Warning that if Trump is not stopped now, he could commit fresh crimes against the state -- or pave the wave for a mendacious future president -- the report lays out a clear theory of impeachment even if it stops short of a recommendation.
The case is especially stark when it relates to what the Intelligence Committee says is Trump's unprecedented obstruction of Congress' responsibility to conduct oversight.
"The damage to our system of checks and balances, and to the balance of power within our three branches of government, will be long-lasting and potentially irrevocable if the President's ability to stonewall Congress goes unchecked," the report said.
"Any future President will feel empowered to resist an investigation into their own wrongdoing, malfeasance, or corruption, and the result will be a nation at far greater risk of all three."
'Not impeachable'
The House Judiciary hearings are a chance for Democrats to frame a sharp case that connects with the American people and irrevocably damages Trump politically -- even in the likely event the Republican-led Senate acquits him in an impeachment trial.
Given Trump's almost mystical hold over Republican lawmakers and the vehement support he enjoys from his base, even a case as comprehensive as this is unlikely to overcome a nation that is irrevocably polarized over its President.
In its prebuttal to the Democratic report, the House GOP effectively argued that nothing that the President, his aides or his personal lawyer Rudy Giuliani did in Ukraine usurped his authority.
The President argues the whole thing is a "hoax" and dismisses criticism of his July 25 call in which he leaned on Ukrainian President Volodymyr Zelensky, saying his conduct was perfect.
But Republicans, while accusing the Democrats of depriving Trump of his rights and rigging the investigation against him, have not made a comprehensive dismissal of the facts at hand.
They have joined Trump's campaign of misinformation and misdirection, aimed at devaluing fact and creating ambiguity and leaving voters unfamiliar with the details confused.
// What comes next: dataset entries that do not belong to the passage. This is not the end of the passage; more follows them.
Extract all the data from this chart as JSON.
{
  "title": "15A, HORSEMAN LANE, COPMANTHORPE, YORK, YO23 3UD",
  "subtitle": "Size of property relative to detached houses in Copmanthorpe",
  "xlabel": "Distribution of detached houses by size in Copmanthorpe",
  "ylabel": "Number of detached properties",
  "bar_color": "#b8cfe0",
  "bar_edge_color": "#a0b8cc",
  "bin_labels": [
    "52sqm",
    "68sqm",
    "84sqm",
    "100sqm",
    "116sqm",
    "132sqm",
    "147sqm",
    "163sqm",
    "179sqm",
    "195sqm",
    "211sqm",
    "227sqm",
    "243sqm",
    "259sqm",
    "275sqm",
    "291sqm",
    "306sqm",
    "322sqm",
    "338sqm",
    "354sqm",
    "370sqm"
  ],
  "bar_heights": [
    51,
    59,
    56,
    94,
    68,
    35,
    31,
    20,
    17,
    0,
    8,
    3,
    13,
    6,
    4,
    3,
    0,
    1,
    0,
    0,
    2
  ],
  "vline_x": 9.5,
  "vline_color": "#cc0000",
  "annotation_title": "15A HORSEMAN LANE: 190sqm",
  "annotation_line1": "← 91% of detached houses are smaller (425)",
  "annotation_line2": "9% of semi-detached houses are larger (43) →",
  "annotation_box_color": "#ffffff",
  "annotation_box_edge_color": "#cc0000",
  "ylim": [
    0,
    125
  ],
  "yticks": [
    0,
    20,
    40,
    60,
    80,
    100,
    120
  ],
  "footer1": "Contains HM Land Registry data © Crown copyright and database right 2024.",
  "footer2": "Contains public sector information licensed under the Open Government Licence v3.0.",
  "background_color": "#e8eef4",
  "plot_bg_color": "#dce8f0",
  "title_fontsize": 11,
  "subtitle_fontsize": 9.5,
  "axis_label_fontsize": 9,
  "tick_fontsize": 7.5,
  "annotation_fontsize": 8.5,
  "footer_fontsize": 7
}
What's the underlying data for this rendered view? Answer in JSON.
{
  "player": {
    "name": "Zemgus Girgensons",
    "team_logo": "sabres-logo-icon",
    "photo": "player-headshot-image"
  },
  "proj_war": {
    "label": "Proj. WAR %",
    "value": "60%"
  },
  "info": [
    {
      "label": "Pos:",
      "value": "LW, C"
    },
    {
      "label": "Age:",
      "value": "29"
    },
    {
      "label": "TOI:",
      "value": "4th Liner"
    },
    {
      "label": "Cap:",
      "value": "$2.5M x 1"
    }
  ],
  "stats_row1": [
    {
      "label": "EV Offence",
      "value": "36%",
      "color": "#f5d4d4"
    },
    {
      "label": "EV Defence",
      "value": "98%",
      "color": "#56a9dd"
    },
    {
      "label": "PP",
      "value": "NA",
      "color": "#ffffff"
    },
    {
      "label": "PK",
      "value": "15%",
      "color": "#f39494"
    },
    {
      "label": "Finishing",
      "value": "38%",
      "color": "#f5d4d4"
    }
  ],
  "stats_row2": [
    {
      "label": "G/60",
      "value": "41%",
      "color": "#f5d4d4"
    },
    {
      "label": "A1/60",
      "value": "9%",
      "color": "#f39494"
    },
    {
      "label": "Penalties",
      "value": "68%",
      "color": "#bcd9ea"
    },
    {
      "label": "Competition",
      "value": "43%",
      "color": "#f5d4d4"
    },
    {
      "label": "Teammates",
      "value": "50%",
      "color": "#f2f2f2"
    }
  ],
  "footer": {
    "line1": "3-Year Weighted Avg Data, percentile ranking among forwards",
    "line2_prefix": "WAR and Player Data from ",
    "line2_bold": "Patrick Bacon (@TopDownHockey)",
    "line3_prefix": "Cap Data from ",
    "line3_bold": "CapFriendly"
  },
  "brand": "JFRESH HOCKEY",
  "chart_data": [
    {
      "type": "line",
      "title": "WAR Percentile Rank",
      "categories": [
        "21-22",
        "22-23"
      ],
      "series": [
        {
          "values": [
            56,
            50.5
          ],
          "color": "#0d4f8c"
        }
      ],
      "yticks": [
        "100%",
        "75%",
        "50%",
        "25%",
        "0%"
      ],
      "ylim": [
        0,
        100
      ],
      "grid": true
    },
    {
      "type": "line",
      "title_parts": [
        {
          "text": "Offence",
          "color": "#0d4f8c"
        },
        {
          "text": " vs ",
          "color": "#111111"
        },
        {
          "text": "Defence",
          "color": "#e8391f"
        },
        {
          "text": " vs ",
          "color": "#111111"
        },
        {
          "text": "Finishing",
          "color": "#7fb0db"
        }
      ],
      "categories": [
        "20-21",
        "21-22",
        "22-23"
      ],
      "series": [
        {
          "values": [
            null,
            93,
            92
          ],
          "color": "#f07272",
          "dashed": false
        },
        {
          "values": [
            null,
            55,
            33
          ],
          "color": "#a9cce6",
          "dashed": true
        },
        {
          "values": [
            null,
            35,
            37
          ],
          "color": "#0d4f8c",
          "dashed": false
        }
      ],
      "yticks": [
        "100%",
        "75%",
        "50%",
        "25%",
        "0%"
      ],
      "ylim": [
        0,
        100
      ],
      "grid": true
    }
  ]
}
It's a strategy, conducted in alliances with Trump's populist conservative media mouthpieces, that the President pioneered during then-special counsel Robert Mueller's investigation and succeeded in dampening the political impact of his findings.
Some Republicans are taking a more limited approach to their anti-impeachment arguments.
Rep. Jim Sensenbrenner, a Wisconsin Republican who supported the impeachment of President Bill Clinton two decades ago, focused narrowly on the Trump-Zelensky phone call.
"I don't think the President is committing an impeachable offense," Sensenbrenner told CNN's Jake Tapper.
"No President should be above the law -- he shouldn't be below the law either," Sensenbrenner said.
Democrats argue in their report, however, that the call was the "dramatic crescendo" of a month's-long conspiracy against Ukraine perpetrated by the President's team.